While this system can seem a bit constraining to the aspiring designer, the consistent design allows our visitors to focus on the information rather than constantly relearning the look and feel, which should be (and is) one of our usability goals. When you are serving many millions of visitors a month, many of them first timers to NPS.gov, consistency can be key to their experience. However, this post originated as a discussion on information quality, and any variations in that quality are now more apparent because of our consistent presentation. This has not gone unnoticed by NPS management and our team, and thus, we have started working with offices and parks to address the issue.

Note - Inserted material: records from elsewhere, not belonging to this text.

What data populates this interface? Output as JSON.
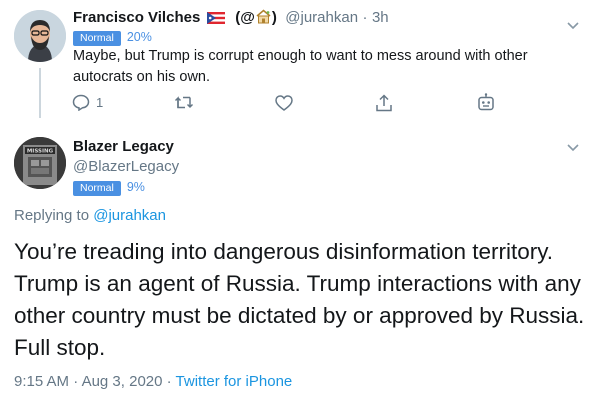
{
  "reply_tweet": {
    "display_name": "Francisco Vilches",
    "paren_open": "(@",
    "paren_close": ")",
    "handle": "@jurahkan",
    "separator": "·",
    "time": "3h",
    "badge": "Normal",
    "badge_pct": "20%",
    "text": "Maybe, but Trump is corrupt enough to want to mess around with other autocrats on his own.",
    "reply_count": "1",
    "icons": [
      "reply-icon",
      "retweet-icon",
      "like-icon",
      "share-icon",
      "bot-icon"
    ]
  },
  "main_tweet": {
    "display_name": "Blazer Legacy",
    "handle": "@BlazerLegacy",
    "badge": "Normal",
    "badge_pct": "9%",
    "avatar_text": "MISSING",
    "replying_prefix": "Replying to",
    "replying_handle": "@jurahkan",
    "text_lines": [
      "You’re treading into dangerous disinformation territory.",
      "Trump is an agent of Russia. Trump interactions with any",
      "other country must be dictated by or approved by Russia.",
      "Full stop."
    ],
    "time": "9:15 AM",
    "date": "Aug 3, 2020",
    "source": "Twitter for iPhone",
    "separator": "·"
  },
  "colors": {
    "badge_blue": "#4a90e2",
    "link_blue": "#1b95e0",
    "muted": "#657786",
    "thread_line": "#ccd6dd"
  }
}
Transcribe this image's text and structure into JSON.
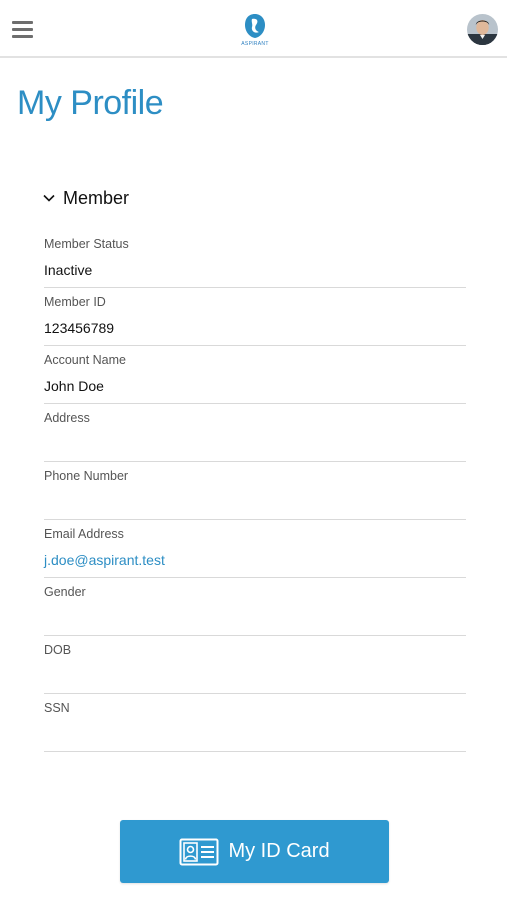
{
  "header": {
    "menu_icon": "hamburger-menu-icon",
    "logo_text": "ASPIRANT",
    "brand_color": "#2d8ec4",
    "avatar_icon": "user-avatar"
  },
  "page": {
    "title": "My Profile"
  },
  "member_section": {
    "toggle_icon": "chevron-down-icon",
    "label": "Member",
    "fields": [
      {
        "label": "Member Status",
        "value": "Inactive"
      },
      {
        "label": "Member ID",
        "value": "123456789"
      },
      {
        "label": "Account Name",
        "value": "John Doe"
      },
      {
        "label": "Address",
        "value": ""
      },
      {
        "label": "Phone Number",
        "value": ""
      },
      {
        "label": "Email Address",
        "value": "j.doe@aspirant.test"
      },
      {
        "label": "Gender",
        "value": ""
      },
      {
        "label": "DOB",
        "value": ""
      },
      {
        "label": "SSN",
        "value": ""
      }
    ]
  },
  "id_card_button": {
    "icon": "id-card-icon",
    "label": "My ID Card",
    "color": "#2f99d0"
  }
}
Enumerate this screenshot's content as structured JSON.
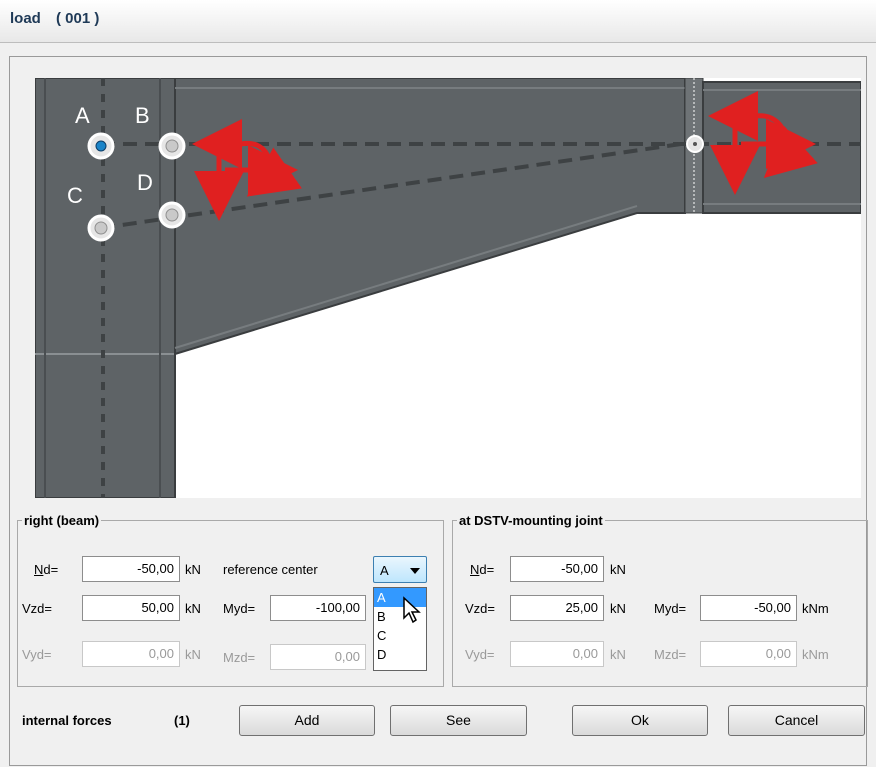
{
  "window": {
    "title": "load",
    "number": "( 001 )"
  },
  "drawing": {
    "point_labels": [
      "A",
      "B",
      "C",
      "D"
    ],
    "colors": {
      "steel": "#5e6366",
      "background": "#ffffff",
      "arrows": "#e02020"
    }
  },
  "right_group": {
    "legend": "right (beam)",
    "nd_label_u": "N",
    "nd_label_rest": "d=",
    "nd_value": "-50,00",
    "nd_unit": "kN",
    "ref_label": "reference center",
    "ref_selected": "A",
    "ref_options": [
      "A",
      "B",
      "C",
      "D"
    ],
    "vzd_label": "Vzd=",
    "vzd_value": "50,00",
    "vzd_unit": "kN",
    "myd_label": "Myd=",
    "myd_value": "-100,00",
    "vyd_label": "Vyd=",
    "vyd_value": "0,00",
    "vyd_unit": "kN",
    "mzd_label": "Mzd=",
    "mzd_value": "0,00"
  },
  "joint_group": {
    "legend": "at DSTV-mounting joint",
    "nd_label_u": "N",
    "nd_label_rest": "d=",
    "nd_value": "-50,00",
    "nd_unit": "kN",
    "vzd_label": "Vzd=",
    "vzd_value": "25,00",
    "vzd_unit": "kN",
    "myd_label": "Myd=",
    "myd_value": "-50,00",
    "myd_unit": "kNm",
    "vyd_label": "Vyd=",
    "vyd_value": "0,00",
    "vyd_unit": "kN",
    "mzd_label": "Mzd=",
    "mzd_value": "0,00",
    "mzd_unit": "kNm"
  },
  "footer": {
    "internal_forces_label": "internal forces",
    "internal_forces_count": "(1)",
    "add_label": "Add",
    "see_label": "See",
    "ok_label": "Ok",
    "cancel_label": "Cancel"
  }
}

In addition, as one poster pointed out above, there are numerous legal requirements to which we are bound to adhere. Trying to manage those requirements across 600,000+ pages and approximately 2,000 web authors can be extremely difficult without a CMS. Now, though, as an example, if we have to address a Section 508 issue in a design, we can do it once to a handful of templates that then automatically correct the issue throughout the site. It's impossible to automate every requirement, but the more pressure that we can take off of our parks and allow them to focus more on serving the visitor and caring for the resources, the better.

We have only just begun to reap the benefits of moving to a CMS. Since we're still in transition, we've got a ways to go before all of the tools are in place.There are some legal and policy barriers that affect our ability to do so more quickly, but our management is working to address those issues as well. This system puts us in a good position, though, to respond to the public's desire for more interaction, transparency and sharing of data. The NPS is the steward of a wealth of information about our national treasures, some of it managed by the individual parks and some of it not. When our site was static HTML, it was often not easy to find all of this information. Slowly but surely, though, we are making all of this information more discoverable and at the fingertips of our stakeholders, the American public (and our global audience, as well).

As I've indicated, there is often more at play than meets the eye, and sometimes even a bit of confusion about what we are doing (for example, we have not removed any park content from NPS.gov unless requested by the managing park or park's regional office). However, I can assure you that we work diligently on the parks and national programs' behalf, looking for ways that we can help them achieve their goals and the NPS mission, while at the same time working within the framework provided to us by Congress, OMB and our Department.

Thanks again, and if anyone has additional feedback that you feel would benefit our efforts (including constructive criticism...it's all welcome!), please feel free to email me anytime.
Tim Cash
Acting NPS Web Manager

Thanks for the insights from the inside, Tim. Providing templates is one thing, finding enough folks with the time to populate them is another;-)

The additional multimedia content that more and more parks are providing hasn't been overlooked. Indeed, it's been a valuable resource for the Traveler and well-received by many of our readers.

As you noted, the NPS stewards a wealth of information. Bringing much of that to the Internet is a great way to help educate and inform the public about those treasures in their backyards.